Three natural hematites, α-Fe2O3, from the region of Elba have been investigated by means of 57Fe Mossbauer spectroscopy at variable temperatures between 80 and 400K. The samples were selected on the basis of their different morphology as observed from powder X-ray diffraction and transmission electron microscopy. The mean crystallite diameters (MCD) along [104] are 1000, 280 and 40 nm respectively. Energy-dispersive analyses of X-rays revealed the presence of minor amounts of Si impurities in those two hematites having the largest MCD. All three hematites show the coexistence at low temperatures of antiferromagnetic-like (AF) and weakly-ferromagnetic-like (WF) spin states.

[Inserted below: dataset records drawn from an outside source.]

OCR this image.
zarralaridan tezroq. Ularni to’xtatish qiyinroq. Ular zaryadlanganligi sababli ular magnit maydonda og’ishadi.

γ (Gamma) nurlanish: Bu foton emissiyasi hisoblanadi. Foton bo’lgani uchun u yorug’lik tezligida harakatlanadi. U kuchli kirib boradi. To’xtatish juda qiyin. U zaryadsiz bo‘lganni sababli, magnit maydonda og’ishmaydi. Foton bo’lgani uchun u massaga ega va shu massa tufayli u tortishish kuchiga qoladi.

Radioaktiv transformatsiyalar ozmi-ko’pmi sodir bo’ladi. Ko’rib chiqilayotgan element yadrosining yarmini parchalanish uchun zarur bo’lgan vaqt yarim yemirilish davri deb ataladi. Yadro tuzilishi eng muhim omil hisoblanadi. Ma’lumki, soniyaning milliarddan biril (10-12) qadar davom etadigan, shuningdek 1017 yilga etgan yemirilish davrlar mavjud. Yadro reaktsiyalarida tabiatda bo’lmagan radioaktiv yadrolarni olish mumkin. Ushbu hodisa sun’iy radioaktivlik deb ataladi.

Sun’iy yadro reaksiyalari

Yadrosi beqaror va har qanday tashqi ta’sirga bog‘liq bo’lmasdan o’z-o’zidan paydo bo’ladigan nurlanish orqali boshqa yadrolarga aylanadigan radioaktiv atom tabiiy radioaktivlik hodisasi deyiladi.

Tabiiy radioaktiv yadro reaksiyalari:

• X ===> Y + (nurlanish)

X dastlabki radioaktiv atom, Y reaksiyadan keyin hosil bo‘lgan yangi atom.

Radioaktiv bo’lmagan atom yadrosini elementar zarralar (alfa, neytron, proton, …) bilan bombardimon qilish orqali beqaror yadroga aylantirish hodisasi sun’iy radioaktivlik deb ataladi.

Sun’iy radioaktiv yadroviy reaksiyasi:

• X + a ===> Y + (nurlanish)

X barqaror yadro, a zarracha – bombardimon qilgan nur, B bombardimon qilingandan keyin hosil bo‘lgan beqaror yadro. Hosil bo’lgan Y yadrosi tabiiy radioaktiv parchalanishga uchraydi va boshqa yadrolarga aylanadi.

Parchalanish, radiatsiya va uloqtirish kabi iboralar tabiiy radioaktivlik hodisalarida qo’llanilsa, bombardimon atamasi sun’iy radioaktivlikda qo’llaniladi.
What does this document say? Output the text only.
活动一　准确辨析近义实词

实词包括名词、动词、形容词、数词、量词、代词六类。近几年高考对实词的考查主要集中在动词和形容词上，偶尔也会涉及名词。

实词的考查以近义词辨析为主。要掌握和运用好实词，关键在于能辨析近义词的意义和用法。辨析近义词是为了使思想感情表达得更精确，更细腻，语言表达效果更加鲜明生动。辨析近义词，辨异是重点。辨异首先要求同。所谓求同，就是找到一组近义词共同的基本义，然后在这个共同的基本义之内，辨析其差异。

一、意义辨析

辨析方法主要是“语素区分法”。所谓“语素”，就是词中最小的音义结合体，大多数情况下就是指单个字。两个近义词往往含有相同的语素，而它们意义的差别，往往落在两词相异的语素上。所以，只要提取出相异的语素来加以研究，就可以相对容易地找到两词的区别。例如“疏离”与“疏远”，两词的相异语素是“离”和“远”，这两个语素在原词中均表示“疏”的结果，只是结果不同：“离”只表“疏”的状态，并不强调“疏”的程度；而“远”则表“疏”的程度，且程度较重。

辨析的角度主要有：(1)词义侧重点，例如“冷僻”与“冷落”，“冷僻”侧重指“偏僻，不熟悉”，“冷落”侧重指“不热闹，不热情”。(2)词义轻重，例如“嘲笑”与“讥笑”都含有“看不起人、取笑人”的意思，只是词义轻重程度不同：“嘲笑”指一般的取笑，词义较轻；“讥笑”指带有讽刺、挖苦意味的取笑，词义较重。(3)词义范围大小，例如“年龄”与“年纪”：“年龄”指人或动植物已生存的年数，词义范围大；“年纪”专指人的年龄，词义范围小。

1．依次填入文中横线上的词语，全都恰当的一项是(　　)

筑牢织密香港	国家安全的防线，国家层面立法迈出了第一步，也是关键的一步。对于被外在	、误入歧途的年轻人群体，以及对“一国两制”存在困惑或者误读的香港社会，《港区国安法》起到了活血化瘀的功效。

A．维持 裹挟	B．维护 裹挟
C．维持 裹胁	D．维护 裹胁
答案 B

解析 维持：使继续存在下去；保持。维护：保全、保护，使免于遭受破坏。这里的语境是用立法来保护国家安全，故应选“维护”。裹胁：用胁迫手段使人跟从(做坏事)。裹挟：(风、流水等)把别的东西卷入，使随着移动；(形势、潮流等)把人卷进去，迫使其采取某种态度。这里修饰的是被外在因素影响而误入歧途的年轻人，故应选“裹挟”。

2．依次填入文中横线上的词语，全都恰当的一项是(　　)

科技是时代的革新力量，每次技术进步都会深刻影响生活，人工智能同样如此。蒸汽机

The saturation values of the AF and WF magnetic hyperfine fields and quadrupole shifts have been determined, from which conclusions are drawn concerning the spin structure in relation to the crystallinity of the samples. The variations of the hyperfine parameters in the Morin-transition region indicate a gradual reorientation of both AF and WF spins towards the basal plane. As expected, the Morin transition itself is affected by the particle size. The two hematites exhibiting the largest particle dimensions still show an AF contribution for T>270K. It is suggested, and argued that this unusual behaviour is due to the presence of Si4+, and hence Fe2+, in the lattice. The characteristic Mossbauer temperatures and the intrinsic isomer shifts were evaluated from the temperature variation of the observed isomer shifts. Both parameters are not significantly affected by the morphology and are in excellent agreement with data obtained for synthetic hematites.